The term gene was the hardest term in the ontology to define. We were not looking for your standard unit of inheritance definition, but needed something more concrete to be able to pin this term down to a location on sequence, and be able to reason over the parts of gene annotations. To define the term gene in SO, we asked several questions. What is the extent of a gene on biological sequence? What are its parts? Can it have parts that are geographically disjoint? What is the relationship between a gene and regulatory regions like enhancers and promoters. What is the product of a gene? Do we need to revise our understanding of the relationships we are using? Is the part_of relationship sufficient to describe the parts of a gene? What do we mean by part_of anyway?
We agreed that genes are associated with regulatory regions and transcripts. In the canonical gene annotation,[song.sourceforge.net/gff3.shtml] a transcript sequence can be located within the gene sequence and a gene is therefore composed of parts: transcripts, exons, introns, promotors etc. But this solution does not work for cases where the regulatory regions are dispersed to the point of being on different chromosomes, the gene is trans-spliced, or polycistronic. The problem was that we were making topological assumptions about the part_of relation.
This lead us to consider the part_of relationship we had been using to naively describe the structure of our gene. The implication being that if a region of sequence is a part_of another region of sequence, then the parts coordinates will be located within the wholes coordinates. This is not always true for some of the parts of a gene. Do we mean different things when we call something a part? There is much written about parts and mereology, which is out of the scope of the discussion of genes, but the part_of relationship can be divided into subtypes based on three criteria: substance, configuration and invariance. (Winston et al)
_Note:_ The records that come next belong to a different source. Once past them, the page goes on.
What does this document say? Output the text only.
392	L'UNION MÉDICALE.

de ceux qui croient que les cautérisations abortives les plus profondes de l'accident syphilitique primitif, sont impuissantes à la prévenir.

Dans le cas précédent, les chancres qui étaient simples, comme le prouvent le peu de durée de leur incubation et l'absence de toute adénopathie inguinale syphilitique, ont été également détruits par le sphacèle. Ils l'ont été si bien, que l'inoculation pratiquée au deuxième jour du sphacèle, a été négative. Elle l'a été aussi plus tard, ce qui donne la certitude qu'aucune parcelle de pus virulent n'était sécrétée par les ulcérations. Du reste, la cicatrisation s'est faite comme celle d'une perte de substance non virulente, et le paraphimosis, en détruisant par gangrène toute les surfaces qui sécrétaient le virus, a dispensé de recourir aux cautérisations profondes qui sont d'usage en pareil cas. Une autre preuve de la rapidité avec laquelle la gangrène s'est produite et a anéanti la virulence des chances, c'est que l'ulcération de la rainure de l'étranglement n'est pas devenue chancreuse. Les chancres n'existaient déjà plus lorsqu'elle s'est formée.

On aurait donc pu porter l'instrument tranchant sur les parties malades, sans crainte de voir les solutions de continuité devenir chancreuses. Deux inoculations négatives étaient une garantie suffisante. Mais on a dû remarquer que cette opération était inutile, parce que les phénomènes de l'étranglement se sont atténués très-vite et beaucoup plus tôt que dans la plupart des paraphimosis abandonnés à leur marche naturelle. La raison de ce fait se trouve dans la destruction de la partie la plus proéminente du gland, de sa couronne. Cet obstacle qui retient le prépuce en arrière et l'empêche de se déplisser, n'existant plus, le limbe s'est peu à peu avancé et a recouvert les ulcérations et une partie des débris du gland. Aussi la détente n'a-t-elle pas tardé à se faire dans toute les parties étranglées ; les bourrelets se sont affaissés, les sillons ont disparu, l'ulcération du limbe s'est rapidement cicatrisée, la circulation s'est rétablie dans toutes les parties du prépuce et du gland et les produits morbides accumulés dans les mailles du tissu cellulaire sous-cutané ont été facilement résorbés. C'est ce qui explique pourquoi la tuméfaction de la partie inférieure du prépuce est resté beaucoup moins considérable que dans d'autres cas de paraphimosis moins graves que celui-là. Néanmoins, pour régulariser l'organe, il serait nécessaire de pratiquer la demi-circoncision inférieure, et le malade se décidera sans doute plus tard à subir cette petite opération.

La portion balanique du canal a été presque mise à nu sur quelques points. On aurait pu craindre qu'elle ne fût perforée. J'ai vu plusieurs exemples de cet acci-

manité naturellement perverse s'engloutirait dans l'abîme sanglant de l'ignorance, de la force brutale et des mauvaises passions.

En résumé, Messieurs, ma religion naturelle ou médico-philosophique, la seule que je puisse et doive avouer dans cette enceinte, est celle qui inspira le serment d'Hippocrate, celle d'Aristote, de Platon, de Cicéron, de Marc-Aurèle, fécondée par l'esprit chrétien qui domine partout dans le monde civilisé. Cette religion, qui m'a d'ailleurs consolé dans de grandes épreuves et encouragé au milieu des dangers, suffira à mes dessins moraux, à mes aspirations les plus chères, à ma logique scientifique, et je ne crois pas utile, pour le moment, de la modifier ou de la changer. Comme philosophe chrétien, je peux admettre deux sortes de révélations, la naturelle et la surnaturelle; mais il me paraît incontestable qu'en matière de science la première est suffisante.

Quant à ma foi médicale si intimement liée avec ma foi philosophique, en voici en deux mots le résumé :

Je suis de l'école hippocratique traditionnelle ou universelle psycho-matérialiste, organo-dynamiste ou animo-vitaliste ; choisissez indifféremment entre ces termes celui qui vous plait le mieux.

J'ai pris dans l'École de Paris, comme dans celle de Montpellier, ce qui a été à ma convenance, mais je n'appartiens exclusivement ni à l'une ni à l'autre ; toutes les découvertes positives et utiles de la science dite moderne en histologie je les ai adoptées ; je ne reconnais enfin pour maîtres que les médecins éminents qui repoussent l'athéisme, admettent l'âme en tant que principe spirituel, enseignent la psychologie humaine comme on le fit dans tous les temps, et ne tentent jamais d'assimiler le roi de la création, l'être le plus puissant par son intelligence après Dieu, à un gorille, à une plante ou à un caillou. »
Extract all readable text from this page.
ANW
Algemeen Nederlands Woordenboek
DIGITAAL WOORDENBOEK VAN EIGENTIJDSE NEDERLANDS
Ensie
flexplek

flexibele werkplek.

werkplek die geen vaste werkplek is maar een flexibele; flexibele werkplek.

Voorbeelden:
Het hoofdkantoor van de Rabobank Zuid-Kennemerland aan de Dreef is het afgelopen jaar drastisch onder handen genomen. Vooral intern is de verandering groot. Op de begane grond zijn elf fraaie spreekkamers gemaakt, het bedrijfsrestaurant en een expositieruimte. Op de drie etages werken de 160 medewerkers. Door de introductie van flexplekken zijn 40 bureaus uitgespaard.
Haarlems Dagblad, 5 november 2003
Relating this back to SO we found that we had two different kinds of part_of in the ontology: composite part_of object (exon composite_part_of transcript) and member part_of collection (regulatory_region member_part_of gene).
So a gene is thought of as a collection of transcripts and regulatory_regions. Transcripts on the other hand are composite objects made of exons and introns. It makes no sense for an intron to be located out of the bondary of a transcript. The type of gene: protein_coding, or non_protein _coding is captured by the kind of transcript it produces such as mRNA, tRNA etc.
The SO textual definition of gene: A locatable region of genomic sequence, corresponding to a unit of inheritance, which is associated with regulatory regions, transcribed regions and/or other functional sequence regions.
SO meetings 2004 http://song.sourceforge.net/SO_meeting.shtml
Winston M, Chaffin R, Herrmann : A taxonomy of part-whole relations. Cog Sci 1987, 11:417-444.